The more I think about it, the more I realize that this workflow is possible without P2SH: it's also possible with simple elliptic curve multiplication. Smartphone generates a stream of key A's from a seed, computer generates a stream of key B's, and given the public keys from the smartphone, the computer can generate the public key for C, which is used as the receiving address. Recovery remains the same: two seeds instead of one.
How are signatures created when the phone or computer needs to spend some coins?
I'm told it IS possible to break a single ECDSA key in half and then have a complete signature generated without either device ever knowing the entire key, but, if I recall correctly, the solution involves several communication round trips between the devices and some very sophisticated cryptography. The multikey solution is much simpler.

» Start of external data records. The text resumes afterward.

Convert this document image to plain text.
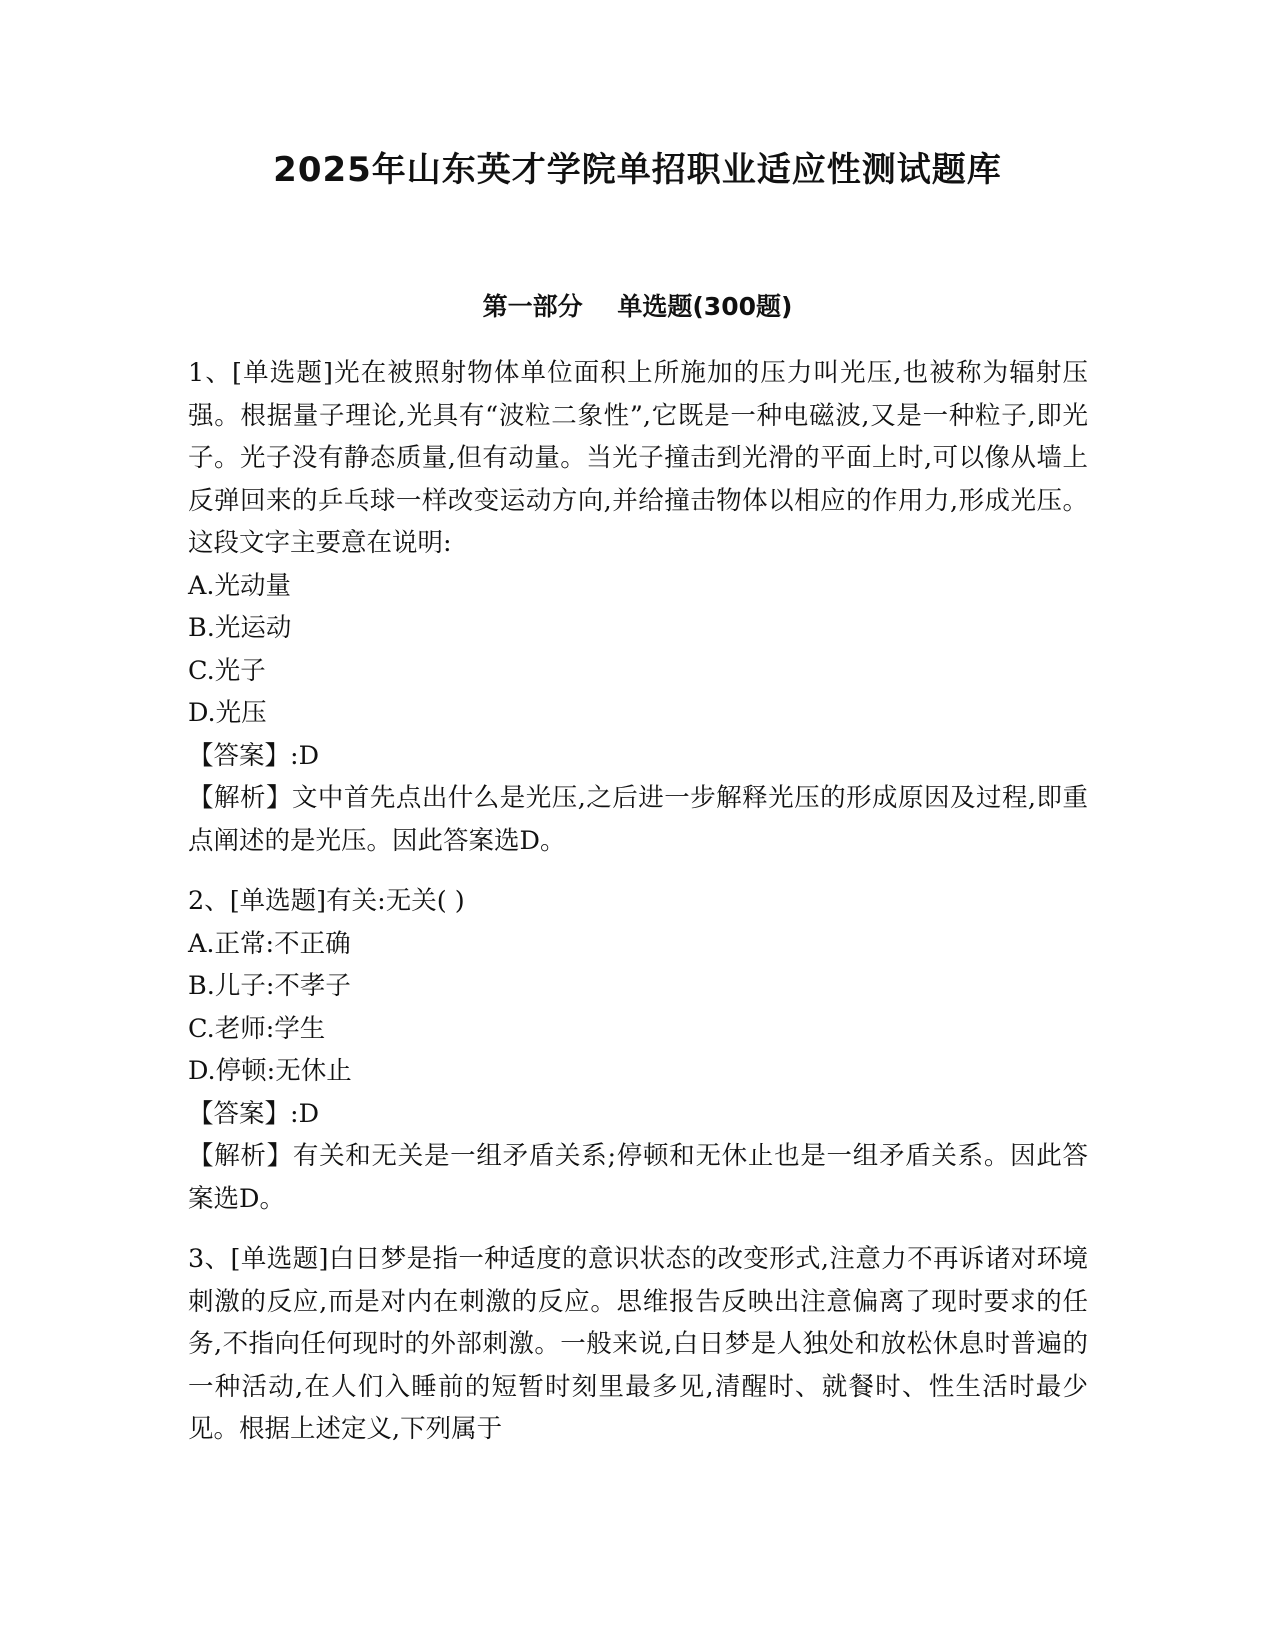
2025年山东英才学院单招职业适应性测试题库
第一部分    单选题(300题)

1、[单选题]光在被照射物体单位面积上所施加的压力叫光压,也被称为辐射压强。根据量子理论,光具有“波粒二象性”,它既是一种电磁波,又是一种粒子,即光子。光子没有静态质量,但有动量。当光子撞击到光滑的平面上时,可以像从墙上反弹回来的乒乓球一样改变运动方向,并给撞击物体以相应的作用力,形成光压。这段文字主要意在说明:

A.光动量

B.光运动

C.光子

D.光压

【答案】:D

【解析】文中首先点出什么是光压,之后进一步解释光压的形成原因及过程,即重点阐述的是光压。因此答案选D。

2、[单选题]有关:无关( )

A.正常:不正确

B.儿子:不孝子

C.老师:学生

D.停顿:无休止

【答案】:D

【解析】有关和无关是一组矛盾关系;停顿和无休止也是一组矛盾关系。因此答案选D。

3、[单选题]白日梦是指一种适度的意识状态的改变形式,注意力不再诉诸对环境刺激的反应,而是对内在刺激的反应。思维报告反映出注意偏离了现时要求的任务,不指向任何现时的外部刺激。一般来说,白日梦是人独处和放松休息时普遍的一种活动,在人们入睡前的短暂时刻里最多见,清醒时、就餐时、性生活时最少见。根据上述定义,下列属于
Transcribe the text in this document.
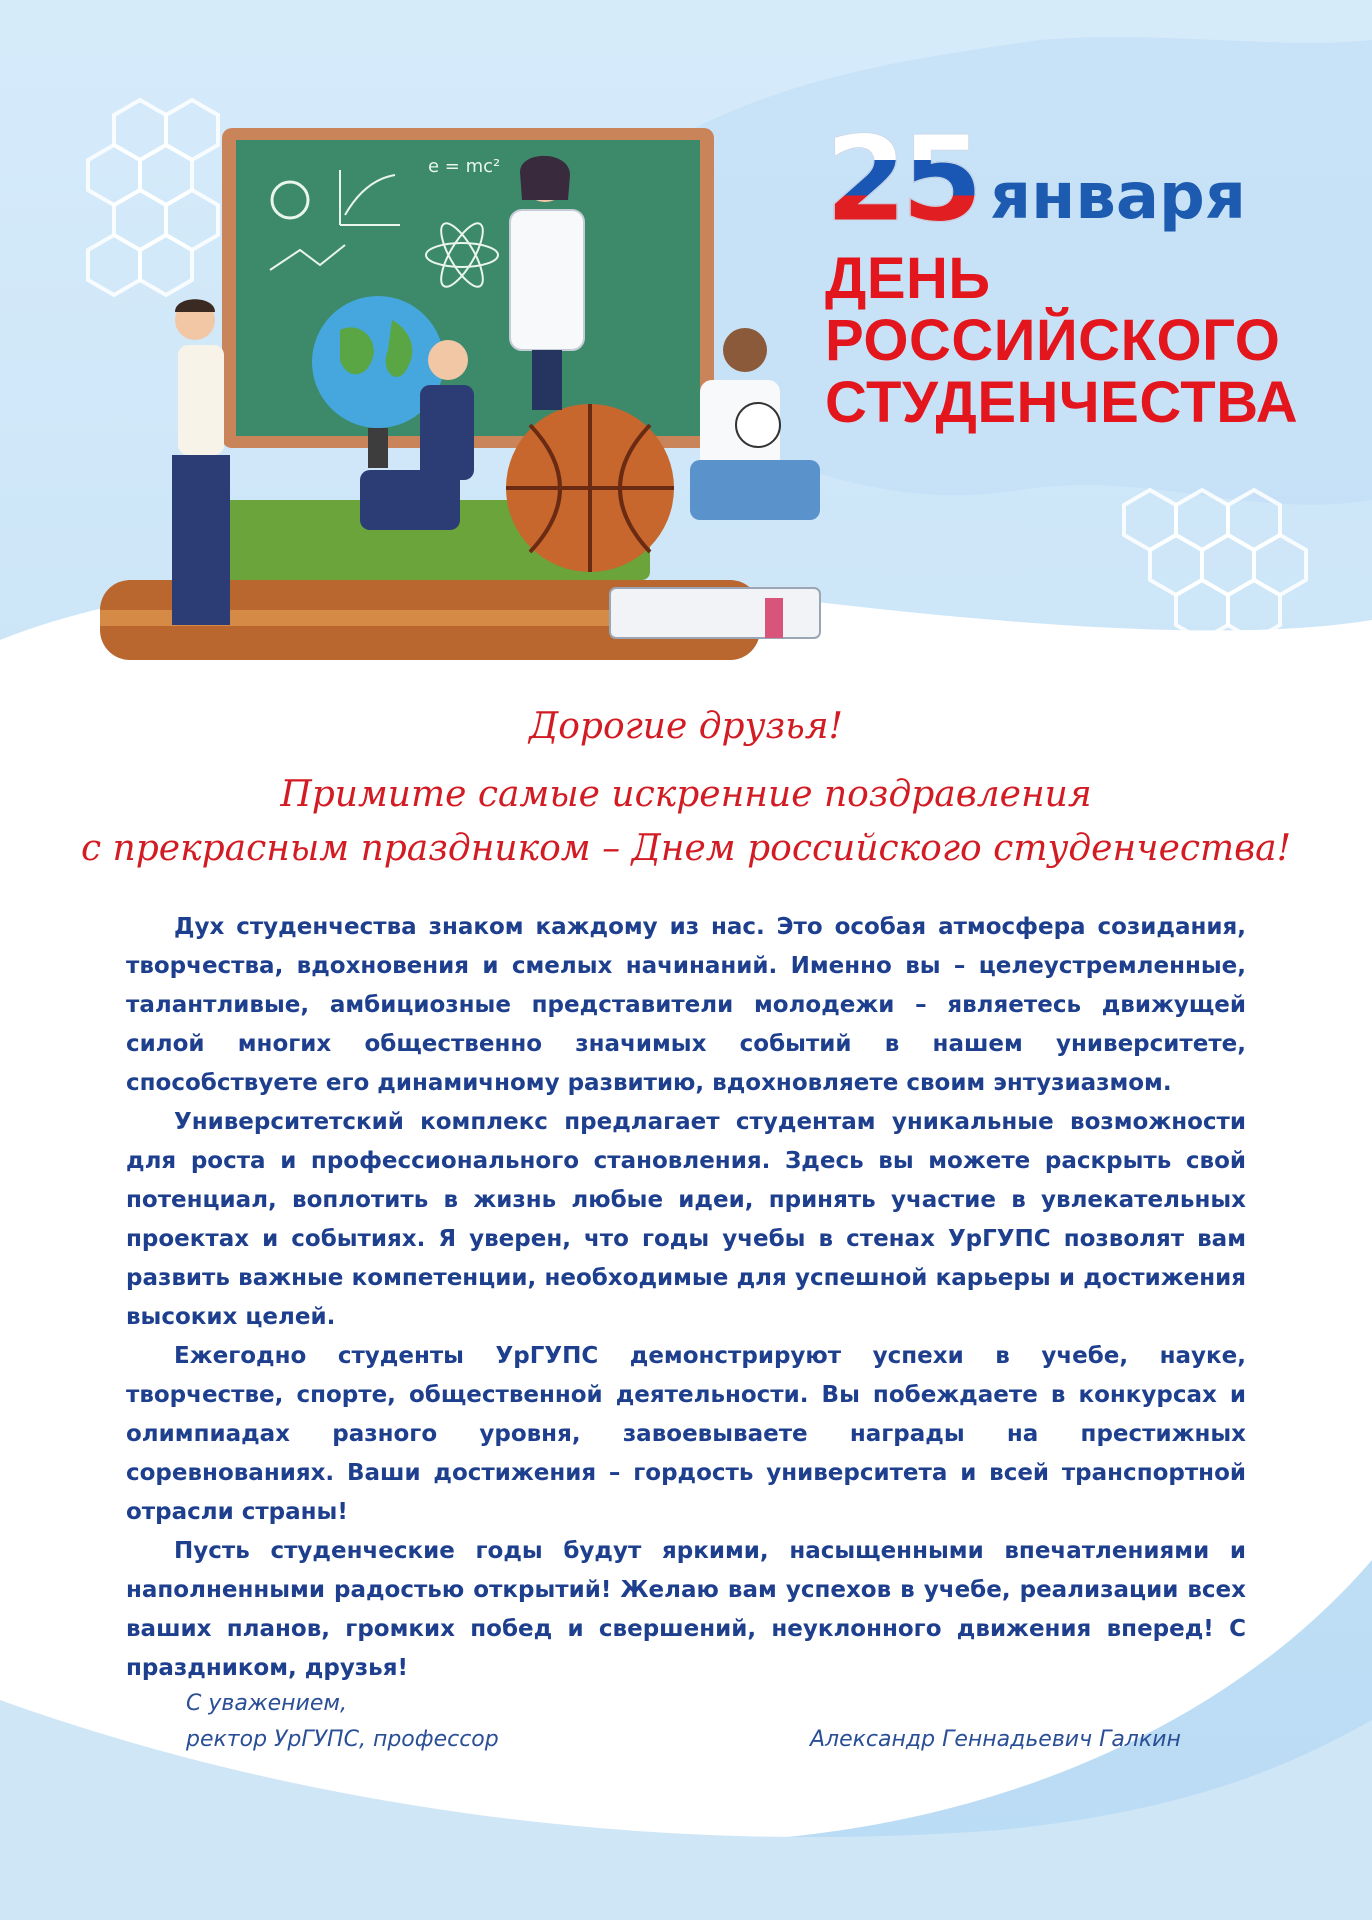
e = mc²	25 января
ДЕНЬ
РОССИЙСКОГО
СТУДЕНЧЕСТВА
Дорогие друзья!
Примите самые искренние поздравления
с прекрасным праздником – Днем российского студенчества!

Дух студенчества знаком каждому из нас. Это особая атмосфера созидания, творчества, вдохновения и смелых начинаний. Именно вы – целеустремленные, талантливые, амбициозные представители молодежи – являетесь движущей силой многих общественно значимых событий в нашем университете, способствуете его динамичному развитию, вдохновляете своим энтузиазмом.

Университетский комплекс предлагает студентам уникальные возможности для роста и профессионального становления. Здесь вы можете раскрыть свой потенциал, воплотить в жизнь любые идеи, принять участие в увлекательных проектах и событиях. Я уверен, что годы учебы в стенах УрГУПС позволят вам развить важные компетенции, необходимые для успешной карьеры и достижения высоких целей.

Ежегодно студенты УрГУПС демонстрируют успехи в учебе, науке, творчестве, спорте, общественной деятельности. Вы побеждаете в конкурсах и олимпиадах разного уровня, завоевываете награды на престижных соревнованиях. Ваши достижения – гордость университета и всей транспортной отрасли страны!

Пусть студенческие годы будут яркими, насыщенными впечатлениями и наполненными радостью открытий! Желаю вам успехов в учебе, реализации всех ваших планов, громких побед и свершений, неуклонного движения вперед! С праздником, друзья!

С уважением,
ректор УрГУПС, профессор	Александр Геннадьевич Галкин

If I'm wrong, then great! The single ECDSA key solution will get adopted for wallet security and multisigs will only be used for escrow.
RE: makku's question "How do you identify transactions that belong to you in the first place?"
I think it is wrong to think of coins involved in a multiparty multisignature transaction as "belonging to you." They don't belong to you-- you have to agree and cooperate with other keyholder(s) for the transaction to be spent.
You are involved in the transaction, but you need some extra information that isn't in the blockchain to know how you are involved (are you an arbitrator? a person getting paid? a person paying somebody? something else?).